Scheitern bei der Reform der Altersvorsorge ist politisch opportun, weil es den Status quo beibehält. Ein Verfallsdatum für deren politische Eckwerte könnte aus der Sackgasse führen.

Der 25.Juni 1995 war ein Sonntag. An der Urne wurde mit knapp 61 Prozent Ja-Stimmen die 10. AHV-Revision angenommen. Sie brachte unter anderem einen individuellen Renten­anspruch für Frauen und Männer, die Witwerrente sowie eine schrittweise Erhöhung des Frauenrentenalters auf 64 Jahre. 

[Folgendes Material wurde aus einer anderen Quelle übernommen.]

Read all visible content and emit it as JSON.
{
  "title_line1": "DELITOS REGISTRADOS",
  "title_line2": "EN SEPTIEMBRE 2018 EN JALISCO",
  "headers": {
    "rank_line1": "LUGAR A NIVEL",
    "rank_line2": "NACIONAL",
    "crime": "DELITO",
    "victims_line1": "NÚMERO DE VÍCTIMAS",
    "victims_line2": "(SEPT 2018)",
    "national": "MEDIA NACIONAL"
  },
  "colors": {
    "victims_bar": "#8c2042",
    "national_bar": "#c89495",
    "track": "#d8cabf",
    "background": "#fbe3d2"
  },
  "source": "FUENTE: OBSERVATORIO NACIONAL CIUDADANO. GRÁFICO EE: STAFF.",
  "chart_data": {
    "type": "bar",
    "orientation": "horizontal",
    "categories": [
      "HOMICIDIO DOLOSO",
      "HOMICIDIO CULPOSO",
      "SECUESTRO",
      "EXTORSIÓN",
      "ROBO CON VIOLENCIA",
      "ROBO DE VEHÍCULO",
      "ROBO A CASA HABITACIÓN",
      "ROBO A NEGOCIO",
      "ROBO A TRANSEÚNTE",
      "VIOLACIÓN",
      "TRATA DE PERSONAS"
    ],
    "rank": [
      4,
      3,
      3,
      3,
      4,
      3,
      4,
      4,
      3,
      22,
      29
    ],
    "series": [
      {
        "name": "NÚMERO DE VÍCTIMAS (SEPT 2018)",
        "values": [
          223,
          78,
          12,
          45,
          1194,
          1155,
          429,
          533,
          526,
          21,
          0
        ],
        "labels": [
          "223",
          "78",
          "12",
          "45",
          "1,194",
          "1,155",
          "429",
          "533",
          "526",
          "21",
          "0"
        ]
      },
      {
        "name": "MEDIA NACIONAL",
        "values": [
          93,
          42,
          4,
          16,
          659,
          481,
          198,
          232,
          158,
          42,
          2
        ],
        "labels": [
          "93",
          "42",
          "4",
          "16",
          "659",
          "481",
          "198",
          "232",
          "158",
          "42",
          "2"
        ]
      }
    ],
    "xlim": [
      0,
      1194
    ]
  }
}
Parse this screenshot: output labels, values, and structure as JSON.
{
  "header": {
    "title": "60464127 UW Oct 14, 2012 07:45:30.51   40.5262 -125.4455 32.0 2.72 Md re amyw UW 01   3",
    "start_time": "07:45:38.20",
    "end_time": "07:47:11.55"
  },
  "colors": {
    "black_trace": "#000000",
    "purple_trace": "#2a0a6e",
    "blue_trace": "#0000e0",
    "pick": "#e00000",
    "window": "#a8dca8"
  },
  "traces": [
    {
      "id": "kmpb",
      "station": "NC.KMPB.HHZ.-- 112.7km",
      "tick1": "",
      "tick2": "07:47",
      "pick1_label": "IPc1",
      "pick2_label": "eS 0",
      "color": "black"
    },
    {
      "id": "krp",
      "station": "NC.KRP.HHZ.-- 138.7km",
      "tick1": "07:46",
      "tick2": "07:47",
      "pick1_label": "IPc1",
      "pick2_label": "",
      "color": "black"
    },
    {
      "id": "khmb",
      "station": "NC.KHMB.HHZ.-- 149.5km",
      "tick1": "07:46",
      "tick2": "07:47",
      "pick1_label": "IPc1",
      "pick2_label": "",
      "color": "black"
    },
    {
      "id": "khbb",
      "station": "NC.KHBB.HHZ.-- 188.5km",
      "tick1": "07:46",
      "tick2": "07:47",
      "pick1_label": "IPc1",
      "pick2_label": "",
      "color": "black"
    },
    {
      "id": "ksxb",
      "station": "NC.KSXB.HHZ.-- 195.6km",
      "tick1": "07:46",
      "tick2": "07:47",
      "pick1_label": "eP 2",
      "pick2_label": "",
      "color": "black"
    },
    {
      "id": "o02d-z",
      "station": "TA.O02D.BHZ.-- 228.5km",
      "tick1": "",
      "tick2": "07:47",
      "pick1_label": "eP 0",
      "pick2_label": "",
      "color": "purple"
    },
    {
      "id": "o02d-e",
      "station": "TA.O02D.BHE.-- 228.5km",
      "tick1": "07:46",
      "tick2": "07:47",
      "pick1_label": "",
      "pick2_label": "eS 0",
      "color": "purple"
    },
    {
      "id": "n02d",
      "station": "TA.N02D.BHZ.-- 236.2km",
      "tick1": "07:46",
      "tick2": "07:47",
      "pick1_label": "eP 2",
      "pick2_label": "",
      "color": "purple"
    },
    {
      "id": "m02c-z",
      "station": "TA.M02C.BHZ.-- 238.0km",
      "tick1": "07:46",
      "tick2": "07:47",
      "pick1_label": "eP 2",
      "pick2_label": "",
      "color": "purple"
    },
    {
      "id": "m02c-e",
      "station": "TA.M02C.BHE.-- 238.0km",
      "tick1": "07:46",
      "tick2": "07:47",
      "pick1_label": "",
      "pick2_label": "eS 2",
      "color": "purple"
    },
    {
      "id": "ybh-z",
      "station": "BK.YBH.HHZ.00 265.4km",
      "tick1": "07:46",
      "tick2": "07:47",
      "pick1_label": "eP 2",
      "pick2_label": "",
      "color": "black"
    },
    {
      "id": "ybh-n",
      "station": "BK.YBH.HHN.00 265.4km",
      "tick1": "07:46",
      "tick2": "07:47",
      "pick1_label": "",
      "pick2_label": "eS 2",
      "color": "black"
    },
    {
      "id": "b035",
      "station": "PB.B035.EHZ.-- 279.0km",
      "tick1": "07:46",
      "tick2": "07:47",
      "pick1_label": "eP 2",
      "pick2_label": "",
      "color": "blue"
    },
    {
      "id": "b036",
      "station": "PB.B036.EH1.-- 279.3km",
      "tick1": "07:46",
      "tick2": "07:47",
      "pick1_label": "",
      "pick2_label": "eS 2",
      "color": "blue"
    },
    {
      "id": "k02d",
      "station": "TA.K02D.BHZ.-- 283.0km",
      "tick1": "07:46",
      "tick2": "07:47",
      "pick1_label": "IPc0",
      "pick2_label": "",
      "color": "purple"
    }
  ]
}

Nötig war die Revision gemäss Abstimmungsbüchlein, weil die AHV «ständig den sozialen und wirtschaftlichen Entwicklungen angepasst werden» muss. Seit diesem Abstimmungssonntag, also seit notabene 23 Jahren, ist jeder Versuch, die Schweizer Altersvorsorge erneut zu reformieren, gescheitert: Die 11. AHV-Revision erlitt 2004 vor dem Volk und in neuer Auflage 2010 im Nationalrat Schiffbruch. Die Reduktion des BVG-Mindestumwandlungssatzes scheiterte sowohl 2010, als sie alleine lanciert wurde, als auch 2017 im Rahmen des grossangelegten Reformprojekts «Altersvorsorge 2020».

Scheitern als Option

Jede dieser nicht geglückten Anpassungen hat aus heutiger Sicht zweierlei Konsequenzen: Auf der einen Seite geht die Schere zwischen den genannten sozialen und wirtschaftlichen Entwicklungen sowie den tatsächlichen Parametern der Altersvorsorge immer weiter auf. Das macht eine Reform immer dringender. Auf der anderen Seite zementiert jede gescheiterte Revision den Status quo, da sie automatisch eine Fortführung der bisherigen Werte zur Folge hat und diese damit immer stärker in den Köpfen verankert. Das macht eine Reform immer schwieriger.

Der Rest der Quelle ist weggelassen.